Neste blogue falamos de educação e, todos os dias, por esta hora, fazemos destaques das notícias do dia sobre educação.

A educação é a vida e, por isso, tudo tem a ver com esta nossa área de atividade. As notícias de economia já tiveram mais saída e, quem assumiu a obrigação de ver notícias sobre o tema educação todos os dias, vai percebendo que as nossas começam a suscitar mais interesse nos jornalistas.

Mas, mesmo as que não são, no imediato, de educação podem ter a ver com isso. Por exemplo, é uma falta de educação o que se diz que se passou, quanto ao pagamento de impostos, de alguns jogadores (tema com que o Correio da Manhã fez destaque hoje).

Não percebo nada de futebol, e nem o conhecia antes de hoje, mas já escolhi o meu herói da bola: chama-se Martin Rafael Ødegaard.odegaard_efe2

Pelos vistos, foi-lhe proposto aderir a um sistema de fuga ao fisco e paraísos fiscais e recusou, por si e por conselho do pai. Alegadamente, aos seus ouvidos nórdicos soava-lhe imoral, diz o mesmo Correio da Manhã na edição de hoje em papel.

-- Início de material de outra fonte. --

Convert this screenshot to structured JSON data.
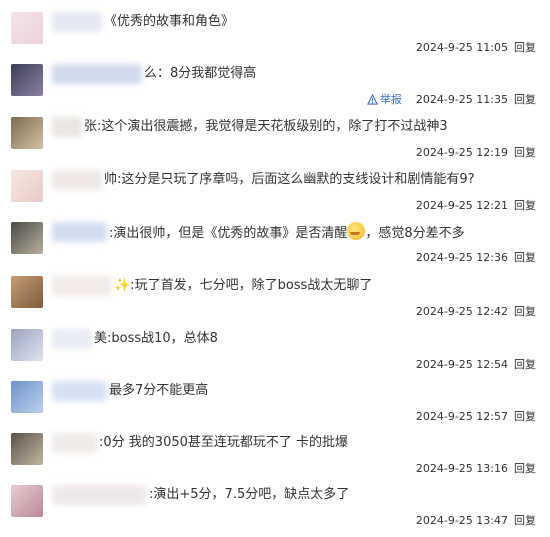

Tanto referencial de educação para tanta coisa e andamos mesmo a esquecer a educação cívica que, pelos lados da Europa gelada, nunca passou de moda.

E ora digam lá que a Educação não melhora o mundo: se são jovens os únicos que recusam a imoralidade que todos os outros normalizam.

Ao contrário do que muitos dizem o mundo talvez não esteja nada perdido…..(nenhum professor pode acreditar nisso, certo?)

Dose diária de Marcelo, racismo e diarreia legislativa

Olhar diariamente as notícias que tenham a ver com educação obriga também a falar muito do Presidente da República que hoje deitou o olhar para o ensino superior (aquele de que é, de origem, bom professor). Apelou a mais dinheiro, diz o Correio da Manhã. Era preciso que as organizações representativas da nossa área o fizessem ver o básico e secundário com lentes de mais proximidade e talvez saíssem outras frases, a merecer a atenção noticiosa e que pusessem na agenda os nossos problemas.

Por exemplo, será que, se lhe perguntassem, dizia que tinha vontade de dar aulas numa escola básica, no fim de mandato, como vem dizendo que tem, num Instituto Politénico? Disse hoje outra vez.

O Público fez destaque com várias notícias que tem a ver com educação: as queixas sobre problemas de discriminação e racismo de associações de afro-descendentes, que incluem referências às questões escolares. Tema que merecia muito debate (mesmo se alguns, há uns tempos, tentaram instrumentaliza-lo, como é costume, fazendo arremesso contra os professores).

O BE veio anunciar uma proposta legislativa para dar direitos a pais que sejam estudantes.Ideia simpática, e que qualificaria de boa, se não soubesse, como sei, que os direitos vão ficar muito lindos no papel. Como os deputados do BE (e dos outros partidos me geral) pouco sabem de como administrar operacionalmente, o que quer que seja, a lei vai ser linda, mas de concretização inviável. É o costume e, desta vez, dificilmente escapa. Direitos na lei já todos temos muitos…..Vejam lá a trapalhada que são os direitos dos pais professores para irem à escola dos filhos.

Espingardas ou manteiga? Desportos marciais ou preservativos?

5820c0e9caea0O ministro participou no anúncio de que o judo vai entrar no desporto escolar em 10 escolas diz o mesmo Público. Acho bem, mas já agora porque só o judo merece tal destaque?

A associação de planeamento familiar (APF), a instituição da sociedade civil mais prestigiada na área, veio esclarecer melhor a questão do referencial sobre educação sexual e falar, bem, de problemas práticos do tema, que a polémica fácil e a lógica de leitura da papelada teórica fazem esquecer.Fazer bem implica algo menos proclamatório.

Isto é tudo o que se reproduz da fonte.